Незаметно возникнув, Цум уже давно стоял в дверях, терпеливо дожидаясь паузы. Рукой он держался за щеку.
– Простите, господин менеджер, тысячу раз простите. Там эта девица… Не слабый, знаете ли, номер… – как-то нехотя выговорил он, отнял ладонь, и Костылев увидел большой темный синяк.
– Не успокоилась? – слегка удивился менеджер. – Даже после воздействия?
– Не то слово, – мрачно уронил референт.
– Ну так убейте ее. Не смогли обработать – ликвидируйте. – Последние слова его прозвучали, как выстрелы из малокалиберной винтовки. – На чем мы остановились? – он снова повернулся к Костылеву. – Да! На правомерности убийства. Здесь этот вопрос муссируется давно. Ваша задача – доказать, что в принципе убивать допустимо в любом случае. И даже желательно.
– Боюсь, что на это я не гожусь… хотя вообще… – бормотал Костылев что попало, чувствуя растущее беспокойство и судорожно думая, как задержать Цума, который шагнул было к двери, но вдруг остановился и принялся расчесывать лоб между рогами.
– А вот мы сейчас попробуем, – менеджер энергично поднялся из кресла и подошел к стене, отделяющей кабинет от приемной.

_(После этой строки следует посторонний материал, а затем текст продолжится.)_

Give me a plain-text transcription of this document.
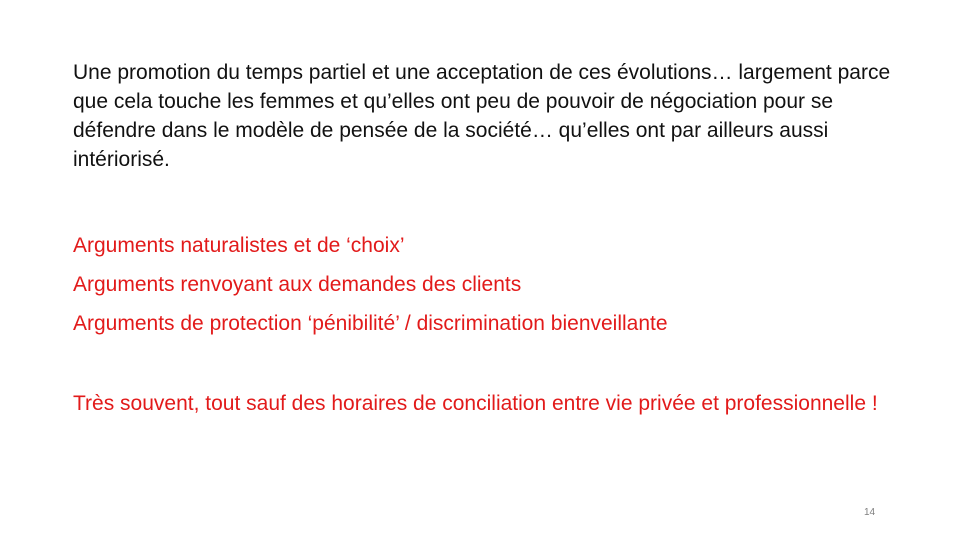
Une promotion du temps partiel et une acceptation de ces évolutions… largement parce que cela touche les femmes et qu’elles ont peu de pouvoir de négociation pour se défendre dans le modèle de pensée de la société… qu’elles ont par ailleurs aussi intériorisé.

Arguments naturalistes et de ‘choix’
Arguments renvoyant aux demandes des clients
Arguments de protection ‘pénibilité’ / discrimination bienveillante

Très souvent, tout sauf des horaires de conciliation entre vie privée et professionnelle !

14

Костылев обернулся. Эта стена в отличие от остальных вся была скрыта плотной занавеской; согласно кинофильмам, такими занавесками зачем-то задергивают географические карты в штабах военачальников. Однако за ней оказалась отнюдь не карта, а толстое стекло, за которым Костылев против ожидания увидел не приемную, а незнакомую полутемную комнату.
– Подойдите ближе, – приказал менеджер. – Еще ближе!
Костылев подошел к стеклу вплотную. И отпрянул.
Там, в шаге от него, наклонившись над широкой, покрытой ковром тахтой, квадратный короткошеий человек душил мальчика. Костылев отчетливо видел налитый кровью складчатый затылок, короткопалые, покрытые рыжеватыми волосками, побелевшие от усилия руки, стиснувшие горло жертвы. Видел он и пальцы юноши, судорожно царапающие ковер, и почему-то – сережку в ухе, маленькое золотое колечко. На лицо его он старался не смотреть – мелькнуло что-то синее, с черным провалом рта, из которого рвался хрип.
Не владея собой, Костылев рванулся и ударился о стекло.
– Желаете спасать? – осведомился менеджер. – Не дергайтесь, без толку. Лучше досмотрите представление до конца.
Хрип оборвался, рука мальчика дрогнула, разжалась.
– Цум, штору! – распорядился менеджер. Референт задернул занавеску.
Костылева колотила дрожь, в глазах мелькали пятна.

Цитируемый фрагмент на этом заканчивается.